If the Board of Elections Office does not receive your absentee ballot by noon on November 3, you still have the opportunity to vote. Bring your absentee ballot with you and visit your polling place on election day to surrender that ballot. There, you can vote in-person.
If you have a paper ballot but decide that you no longer want to vote by absentee ballot, you can either surrender the filled out ballot at your polling place or, if your ballot is spoiled, not received, or destroyed, you can fill out an ABS5 form and vote in-person at your polling place.
Lake County has expansive early voting with eleven sites for voters to visit. Early voting ends on Monday, November 2 at noon and any registered voter can go to any early voting site in Lake County. Hours vary during the week, so make a plan on the day you intend to early vote.

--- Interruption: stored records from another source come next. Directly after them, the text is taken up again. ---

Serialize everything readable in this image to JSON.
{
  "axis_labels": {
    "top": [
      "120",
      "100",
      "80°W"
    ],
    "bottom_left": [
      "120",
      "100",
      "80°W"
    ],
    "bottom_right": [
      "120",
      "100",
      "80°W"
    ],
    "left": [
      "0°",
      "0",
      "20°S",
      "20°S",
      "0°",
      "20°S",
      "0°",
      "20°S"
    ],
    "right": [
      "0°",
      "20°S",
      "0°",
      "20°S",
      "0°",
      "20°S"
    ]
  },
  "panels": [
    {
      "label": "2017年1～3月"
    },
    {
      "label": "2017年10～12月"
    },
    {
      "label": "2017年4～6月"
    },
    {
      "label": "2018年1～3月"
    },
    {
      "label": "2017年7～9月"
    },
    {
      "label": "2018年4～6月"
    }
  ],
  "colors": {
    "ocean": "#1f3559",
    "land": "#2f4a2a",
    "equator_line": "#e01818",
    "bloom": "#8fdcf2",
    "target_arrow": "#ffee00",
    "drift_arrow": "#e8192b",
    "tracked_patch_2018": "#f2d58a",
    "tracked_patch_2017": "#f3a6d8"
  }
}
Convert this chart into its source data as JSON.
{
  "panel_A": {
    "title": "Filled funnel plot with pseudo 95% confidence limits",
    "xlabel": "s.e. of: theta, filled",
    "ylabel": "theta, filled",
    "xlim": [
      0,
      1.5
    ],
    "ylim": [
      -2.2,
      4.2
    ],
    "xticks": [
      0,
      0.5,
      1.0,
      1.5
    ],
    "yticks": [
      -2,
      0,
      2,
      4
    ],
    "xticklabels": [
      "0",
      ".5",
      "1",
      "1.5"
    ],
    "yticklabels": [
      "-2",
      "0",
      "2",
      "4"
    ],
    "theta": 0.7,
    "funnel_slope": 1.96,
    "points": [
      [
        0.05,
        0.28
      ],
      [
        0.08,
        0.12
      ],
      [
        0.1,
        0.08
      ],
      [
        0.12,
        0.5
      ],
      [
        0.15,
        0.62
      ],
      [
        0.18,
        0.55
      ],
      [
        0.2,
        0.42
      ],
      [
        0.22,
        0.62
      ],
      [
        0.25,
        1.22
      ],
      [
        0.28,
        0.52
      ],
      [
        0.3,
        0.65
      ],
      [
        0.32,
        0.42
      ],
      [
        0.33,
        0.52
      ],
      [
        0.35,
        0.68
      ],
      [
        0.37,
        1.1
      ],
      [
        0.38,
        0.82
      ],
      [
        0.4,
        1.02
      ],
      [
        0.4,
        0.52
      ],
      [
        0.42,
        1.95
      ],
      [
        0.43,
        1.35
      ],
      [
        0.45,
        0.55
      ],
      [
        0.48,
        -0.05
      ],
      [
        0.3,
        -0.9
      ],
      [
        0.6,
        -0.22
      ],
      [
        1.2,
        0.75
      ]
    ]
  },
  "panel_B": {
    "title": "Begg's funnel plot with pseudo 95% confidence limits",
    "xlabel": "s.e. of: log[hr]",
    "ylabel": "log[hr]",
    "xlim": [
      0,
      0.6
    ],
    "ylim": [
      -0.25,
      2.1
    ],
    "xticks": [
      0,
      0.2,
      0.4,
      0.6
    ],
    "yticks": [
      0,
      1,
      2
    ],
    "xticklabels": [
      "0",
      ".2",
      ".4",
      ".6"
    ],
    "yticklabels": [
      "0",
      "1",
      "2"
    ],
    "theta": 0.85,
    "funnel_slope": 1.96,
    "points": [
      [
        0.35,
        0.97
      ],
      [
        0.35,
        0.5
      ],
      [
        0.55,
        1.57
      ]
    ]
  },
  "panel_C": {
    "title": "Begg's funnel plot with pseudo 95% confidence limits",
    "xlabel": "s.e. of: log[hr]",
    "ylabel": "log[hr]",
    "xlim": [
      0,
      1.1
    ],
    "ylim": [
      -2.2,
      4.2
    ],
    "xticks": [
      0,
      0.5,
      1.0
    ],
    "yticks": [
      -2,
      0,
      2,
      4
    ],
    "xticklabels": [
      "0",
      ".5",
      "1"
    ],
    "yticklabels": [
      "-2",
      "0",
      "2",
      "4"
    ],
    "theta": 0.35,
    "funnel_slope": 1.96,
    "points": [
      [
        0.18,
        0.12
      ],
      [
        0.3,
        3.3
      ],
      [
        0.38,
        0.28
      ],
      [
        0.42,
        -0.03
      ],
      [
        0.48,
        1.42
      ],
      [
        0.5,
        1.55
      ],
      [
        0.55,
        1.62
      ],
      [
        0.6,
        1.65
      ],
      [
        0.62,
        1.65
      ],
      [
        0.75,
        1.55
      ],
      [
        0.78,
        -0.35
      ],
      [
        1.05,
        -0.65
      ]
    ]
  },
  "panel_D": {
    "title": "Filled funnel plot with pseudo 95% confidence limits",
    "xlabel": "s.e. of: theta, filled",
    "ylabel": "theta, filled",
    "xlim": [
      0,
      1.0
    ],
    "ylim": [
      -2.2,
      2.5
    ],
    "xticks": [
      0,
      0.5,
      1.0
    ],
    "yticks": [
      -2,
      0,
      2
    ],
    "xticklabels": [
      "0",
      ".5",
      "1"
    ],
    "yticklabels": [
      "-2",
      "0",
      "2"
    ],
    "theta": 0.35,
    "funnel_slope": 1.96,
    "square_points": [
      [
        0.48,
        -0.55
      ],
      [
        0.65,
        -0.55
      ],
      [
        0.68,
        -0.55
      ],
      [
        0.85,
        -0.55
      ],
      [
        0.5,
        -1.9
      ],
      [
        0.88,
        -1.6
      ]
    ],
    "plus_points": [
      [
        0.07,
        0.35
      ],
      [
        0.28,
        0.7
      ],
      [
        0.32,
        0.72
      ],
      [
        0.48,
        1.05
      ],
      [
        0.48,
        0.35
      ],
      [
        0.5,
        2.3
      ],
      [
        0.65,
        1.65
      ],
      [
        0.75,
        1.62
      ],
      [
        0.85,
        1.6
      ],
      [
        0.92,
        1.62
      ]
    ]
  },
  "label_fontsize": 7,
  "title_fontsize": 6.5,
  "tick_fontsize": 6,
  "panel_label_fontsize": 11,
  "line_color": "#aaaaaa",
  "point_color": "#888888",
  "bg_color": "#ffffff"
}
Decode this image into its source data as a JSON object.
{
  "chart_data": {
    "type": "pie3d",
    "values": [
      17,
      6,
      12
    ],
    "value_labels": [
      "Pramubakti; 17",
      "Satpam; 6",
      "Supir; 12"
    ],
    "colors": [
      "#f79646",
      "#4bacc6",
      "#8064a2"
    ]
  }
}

Voting early is exactly like voting in-person on election day, meaning any registered voter in Lake County can take advantage of early voting. Bring your photo ID, passport, or other form of identification with you and be prepared to show that ID to the election officials to vote. Due to COVID-19, social distancing and masks are encouraged at all voting sites. With the number of voting machines available, officials have made the process smooth and quick for all voters.
Voting on Election Day
Much like voting at the Lake County early voting sites, voting in-person on election day, Tuesday November 3, is available to any registered voter. Bring your photo ID, such as a driver’s license or state ID, passport, or other form of government-issued photo identification with you and be prepared to show that ID to the election officials to vote. Social distancing and masks are encouraged in all voting places. Be aware of hours and your designated voting location to ensure you have given yourself enough time to vote. As long as you are in line before the polling location closes, you will be allowed to cast your vote.
A key thing to remember is how important it is to stay at the voting location if you have already been checked-in by an election official. If you check in and are about to cast your ballot, but decide to leave before you do, you forfeit your vote and will not be able to come back inside.
Another thing to not forget when voting in-person, whether it’s early voting or on election day, is that no candidate apparel for someone who is on the current ballot can be visible. No shirts, hats, jackets, or masks that advocate for a candidate by showing their name or photo is allowed as that is considered to be electioneering, which is illegal within 50 feet of polling places.